Şiddetli rüzgar ve akıntıdan kurtulup Karabulut tersanesinin olduğu sakin sulara yönelince, Kemal Kaptan ve Saim Kaptan bizi karşılayıp hemen sobayı yaktı ve sıcacık çayı elimize tutuşturdular. Geçen yılki gezimizde yine böyle bir zaman aynı şekilde ağırlandığımız mekanda öyle hoş bir sohbete daldık ki, kayakları çektik ve günü burada sonlandırdık.

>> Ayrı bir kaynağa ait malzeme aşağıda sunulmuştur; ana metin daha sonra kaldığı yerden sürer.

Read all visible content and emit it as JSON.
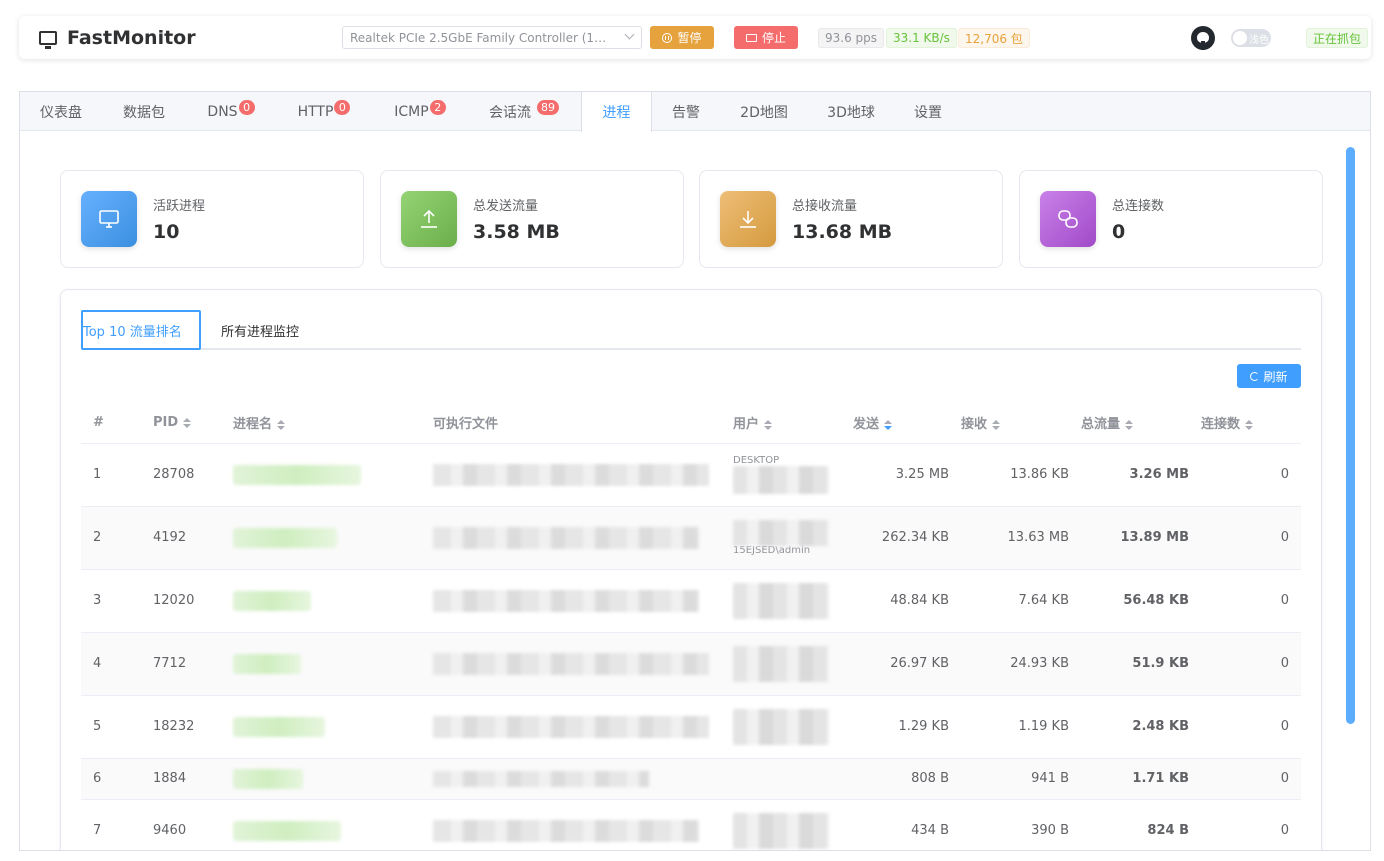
{
  "header": {
    "app_title": "FastMonitor",
    "interface": "Realtek PCIe 2.5GbE Family Controller (172.168.2...",
    "pause_label": "暂停",
    "stop_label": "停止",
    "pps": "93.6 pps",
    "rate": "33.1 KB/s",
    "packets": "12,706 包",
    "theme_label": "浅色",
    "capture_status": "正在抓包"
  },
  "tabs": [
    {
      "label": "仪表盘"
    },
    {
      "label": "数据包"
    },
    {
      "label": "DNS",
      "badge": "0"
    },
    {
      "label": "HTTP",
      "badge": "0"
    },
    {
      "label": "ICMP",
      "badge": "2"
    },
    {
      "label": "会话流",
      "badge": "89"
    },
    {
      "label": "进程",
      "active": true
    },
    {
      "label": "告警"
    },
    {
      "label": "2D地图"
    },
    {
      "label": "3D地球"
    },
    {
      "label": "设置"
    }
  ],
  "stats": [
    {
      "label": "活跃进程",
      "value": "10",
      "icon": "monitor-icon",
      "color": "#4a9fe8"
    },
    {
      "label": "总发送流量",
      "value": "3.58 MB",
      "icon": "upload-icon",
      "color": "#7dbb5f"
    },
    {
      "label": "总接收流量",
      "value": "13.68 MB",
      "icon": "download-icon",
      "color": "#e0ad57"
    },
    {
      "label": "总连接数",
      "value": "0",
      "icon": "link-icon",
      "color": "#b45fd6"
    }
  ],
  "process_panel": {
    "tab_top10": "Top 10 流量排名",
    "tab_all": "所有进程监控",
    "refresh_label": "刷新",
    "columns": [
      "#",
      "PID",
      "进程名",
      "可执行文件",
      "用户",
      "发送",
      "接收",
      "总流量",
      "连接数"
    ],
    "rows": [
      {
        "idx": "1",
        "pid": "28708",
        "user_hint": "DESKTOP",
        "send": "3.25 MB",
        "recv": "13.86 KB",
        "total": "3.26 MB",
        "conns": "0"
      },
      {
        "idx": "2",
        "pid": "4192",
        "user_hint": "15EJSED\\admin",
        "send": "262.34 KB",
        "recv": "13.63 MB",
        "total": "13.89 MB",
        "conns": "0"
      },
      {
        "idx": "3",
        "pid": "12020",
        "user_hint": "",
        "send": "48.84 KB",
        "recv": "7.64 KB",
        "total": "56.48 KB",
        "conns": "0"
      },
      {
        "idx": "4",
        "pid": "7712",
        "user_hint": "",
        "send": "26.97 KB",
        "recv": "24.93 KB",
        "total": "51.9 KB",
        "conns": "0"
      },
      {
        "idx": "5",
        "pid": "18232",
        "user_hint": "",
        "send": "1.29 KB",
        "recv": "1.19 KB",
        "total": "2.48 KB",
        "conns": "0"
      },
      {
        "idx": "6",
        "pid": "1884",
        "user_hint": "",
        "send": "808 B",
        "recv": "941 B",
        "total": "1.71 KB",
        "conns": "0"
      },
      {
        "idx": "7",
        "pid": "9460",
        "user_hint": "",
        "send": "434 B",
        "recv": "390 B",
        "total": "824 B",
        "conns": "0"
      }
    ]
  }
}
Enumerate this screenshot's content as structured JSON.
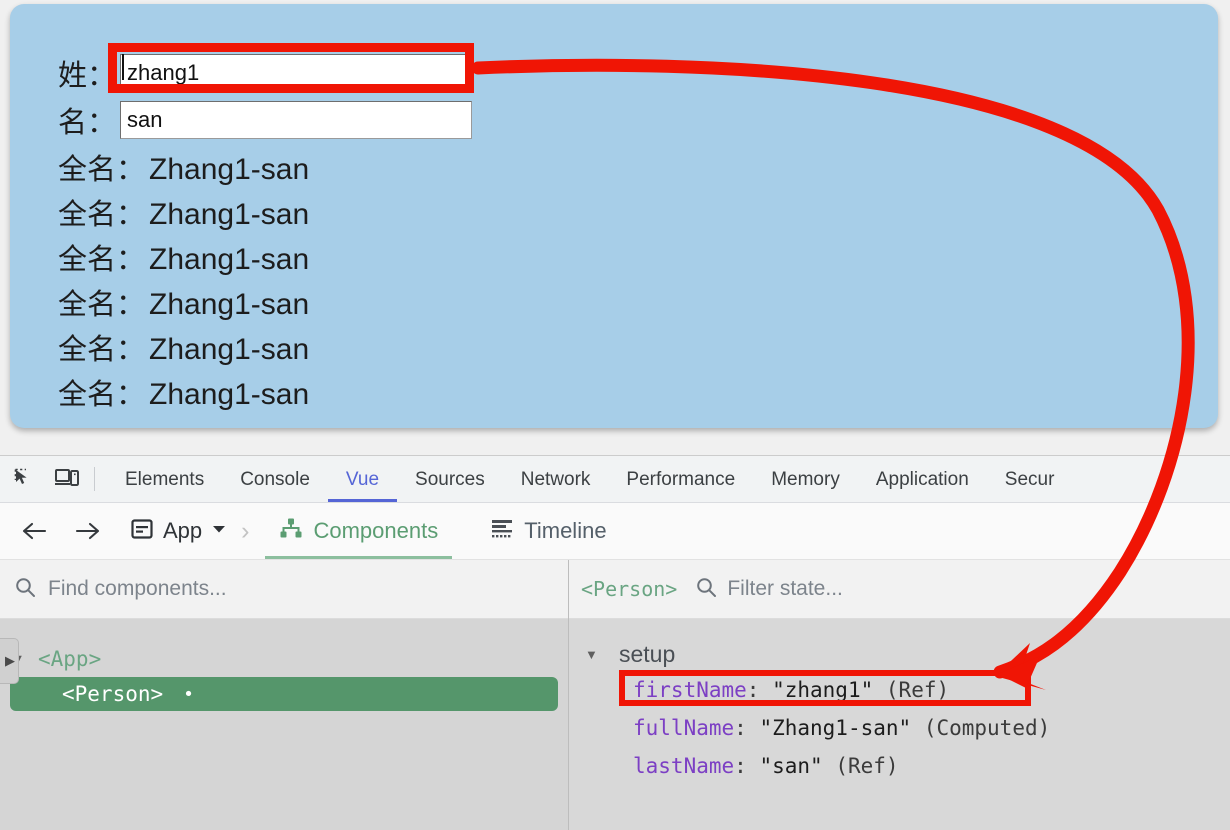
{
  "app": {
    "fields": [
      {
        "label": "姓：",
        "value": "zhang1",
        "name": "first-name"
      },
      {
        "label": "名：",
        "value": "san",
        "name": "last-name"
      }
    ],
    "fullname_label": "全名：",
    "fullname_value": "Zhang1-san",
    "fullname_count": 6,
    "panel_color": "#a7cee8"
  },
  "devtools": {
    "icons": {
      "inspect": "inspect-element-icon",
      "device": "device-toolbar-icon"
    },
    "tabs": [
      {
        "label": "Elements",
        "active": false
      },
      {
        "label": "Console",
        "active": false
      },
      {
        "label": "Vue",
        "active": true
      },
      {
        "label": "Sources",
        "active": false
      },
      {
        "label": "Network",
        "active": false
      },
      {
        "label": "Performance",
        "active": false
      },
      {
        "label": "Memory",
        "active": false
      },
      {
        "label": "Application",
        "active": false
      },
      {
        "label": "Secur",
        "active": false
      }
    ],
    "active_tab_color": "#5565d6"
  },
  "vue_toolbar": {
    "back_icon": "arrow-left-icon",
    "forward_icon": "arrow-right-icon",
    "app_icon": "app-document-icon",
    "app_name": "App",
    "dropdown_icon": "chevron-down-icon",
    "breadcrumb_separator": "›",
    "tabs": [
      {
        "label": "Components",
        "icon": "component-tree-icon",
        "active": true
      },
      {
        "label": "Timeline",
        "icon": "timeline-icon",
        "active": false
      }
    ],
    "active_color": "#5b9d72"
  },
  "tree_pane": {
    "search_icon": "search-icon",
    "search_placeholder": "Find components...",
    "nodes": [
      {
        "label": "<App>",
        "triangle": "▼",
        "selected": false,
        "dot": ""
      },
      {
        "label": "<Person>",
        "triangle": "",
        "selected": true,
        "dot": "•"
      }
    ],
    "handle_icon": "collapse-handle-icon",
    "selected_color": "#55966b"
  },
  "state_pane": {
    "component_chip": "<Person>",
    "search_icon": "search-icon",
    "search_placeholder": "Filter state...",
    "group": {
      "label": "setup",
      "triangle": "▼"
    },
    "rows": [
      {
        "key": "firstName",
        "sep": ": ",
        "value": "\"zhang1\"",
        "type": "(Ref)",
        "highlighted": true
      },
      {
        "key": "fullName",
        "sep": ": ",
        "value": "\"Zhang1-san\"",
        "type": "(Computed)",
        "highlighted": false
      },
      {
        "key": "lastName",
        "sep": ": ",
        "value": "\"san\"",
        "type": "(Ref)",
        "highlighted": false
      }
    ]
  },
  "annotations": {
    "highlight_color": "#f01505",
    "arrow_name": "red-annotation-arrow",
    "input_box_name": "first-name-input-highlight",
    "state_box_name": "firstname-state-highlight"
  }
}
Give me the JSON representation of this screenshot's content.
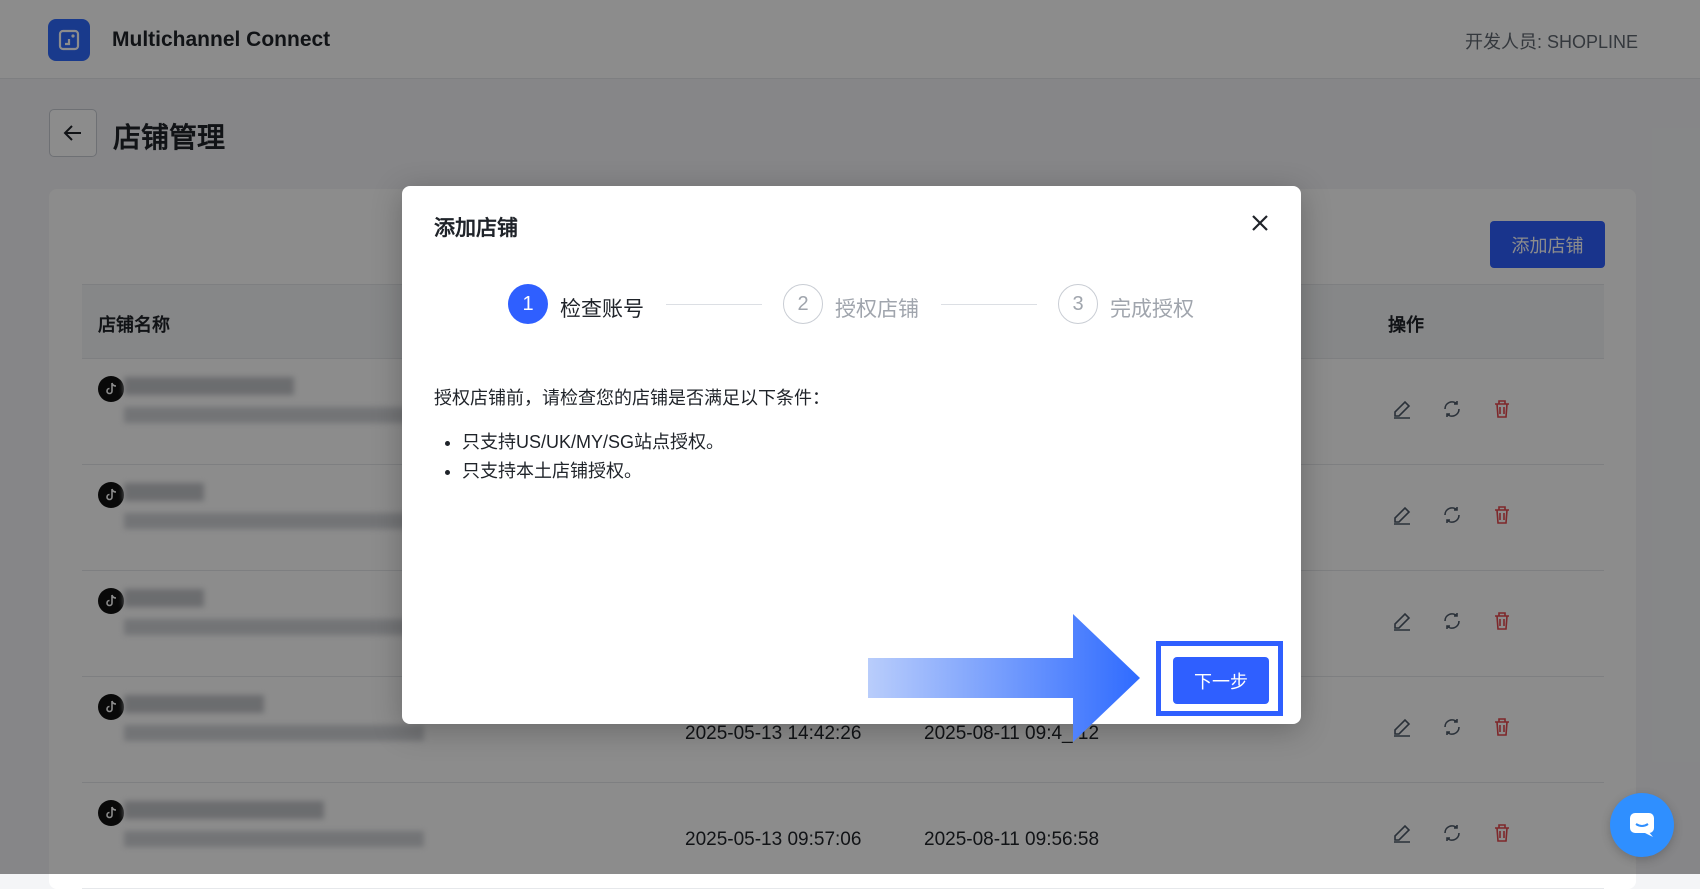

Emin olduğumuz bir şey var ki o da; yolculuğun bize kattığı dostlukların içimizi, en soğuk anda karşılaşılan bir sobadan bile daha fazla ısıttığıdır...
7. GÜN
Yolculuğun son parkuru olan yedinci günümüzün sabahına heyecanla uyandık. TRT ekibi ile birlikte şehir içinde yaptığımız kısa gezimizin ardından, bizi yolcu eden güzel dostları geride bırakarak yola çıktık. 23 deniz mili yaptığımız yolculuğu, zaman zaman bize eşlik eden yunuslar ve lehimize olan akıntı ile keyifli bir şekilde tamamladık. Yol boyunca bir çok çakar ve feneri geride bıraktık.
Bizim ekip.
Yaptığımız bu yolculukta, bizleri geçit vermeyen kıyı şeritlerinde, ulaşılması zor kayalıklarda, üstüne çıkmaya cesaret edemeyeceğiniz iskelelerde, bazen balıkçı motorlarında, kimi zaman suyun içinde takip ve merak eden. Öğlen molasında mangal ile bize ziyafetler hazırlayan, bizimle kamp yapan. Tek bir açı ve kare için bile çırpınan bu doyumsuz arkadaşları çok özleyeceğiz. Derler ya; yolculuk arkadaşı çok önemli. Teşekkürler Ali, Orhan, Zeki, Cem Gültekin, Köksal Taş ve Teoman Gören.
Yolculuk sonrasında basın, Çanakkale halkı ve Belediye Başkanı Sn. Ülgür Gökhan'ın katıldığı törenle barış kenti Çanakkale'ye ulaştık.